# The Labs



## Luvdogs (Aug 15, 2008)

I took some lovely pics of my labs playing


----------



## Guest (Mar 23, 2009)

nice piccies. love the one where they are both lying down.


----------



## Kathryn1 (Jan 30, 2009)

AWWwwwww Wow!!!!!!!!

I LOVE THEM!!! they are absolutely gorgeous. I love Labs they are one of my favourite, they have such wonderful temperment as you can see by the pics. xxx


----------



## Luvdogs (Aug 15, 2008)

They are so completely natural together, it's lovely to see them playing....it does tend to get a little more lively when the pupsters about


----------



## AlexT (Jan 16, 2009)

awww they're lovely pics their so cute together


----------



## Shazach (Dec 18, 2008)

Gorgeous, I love to see dogs playing 
Sh x


----------



## noushka05 (Mar 28, 2008)

aww what Great pics, the bottom 2 pics are just Gorgeous


----------



## Luvdogs (Aug 15, 2008)

It hots up a bit when the ginger ninja is out to play


----------



## 3 red dogs (May 17, 2008)

aww, luvdogs, there almost as stunning as the Ginger Ninja!! 
Great pics hun, and great dogs


----------



## Guest (Mar 23, 2009)

Great pics, gorgeous labs! I could just eat em up!! xxx


----------



## thedogsmother (Aug 28, 2008)

Lovely dogs, lovely photos. I wish I could take photos that good.


----------



## Luvdogs (Aug 15, 2008)

thedogsmother said:


> Lovely dogs, lovely photos.
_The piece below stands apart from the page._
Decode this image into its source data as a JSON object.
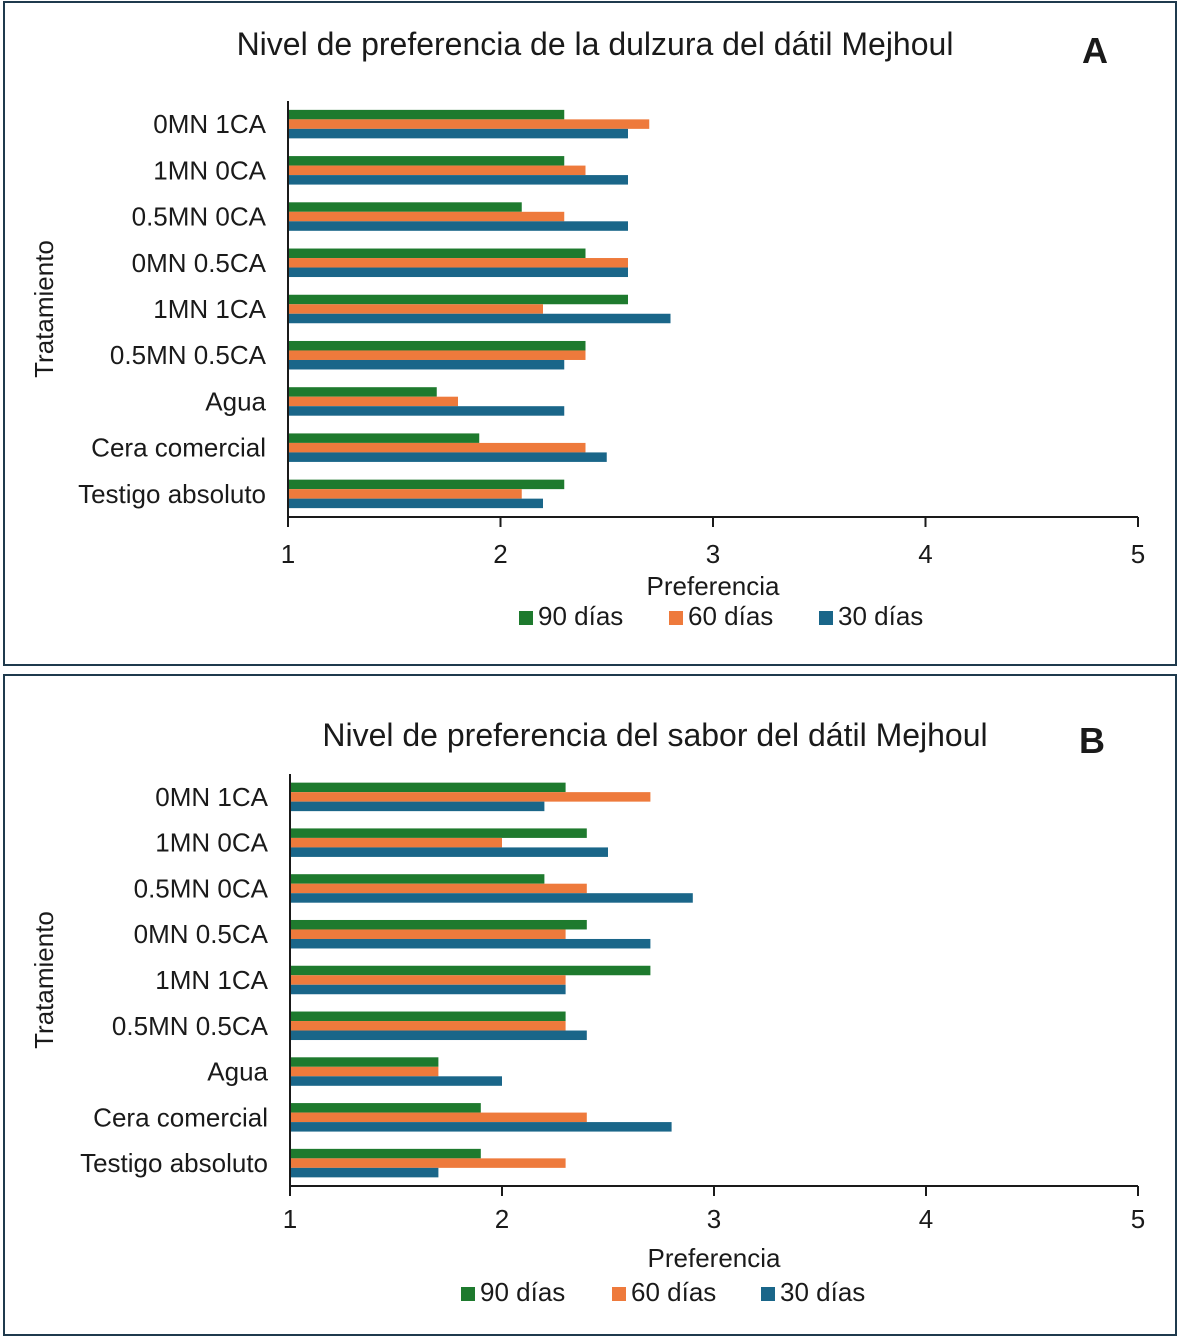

I wish I could take photos that good.


Thank you  i probably just need to get out a bit more!! LOL


----------



## Sleeping_Lion (Mar 19, 2009)

Lovely photos, not that I'm at all biased towards the Chocolate variety


----------



## Luvdogs (Aug 15, 2008)

Sleeping_Lion said:


> Lovely photos, not that I'm at all biased towards the Chocolate variety


Chocolate rules :cornut::thumbup1:


----------



## JSR (Jan 2, 2009)

Lovely pictures!! They look so happy and relaxed. :thumbup:


----------



## LabWorld (Mar 5, 2009)

Gorgeous Labs!! I love the third pic


----------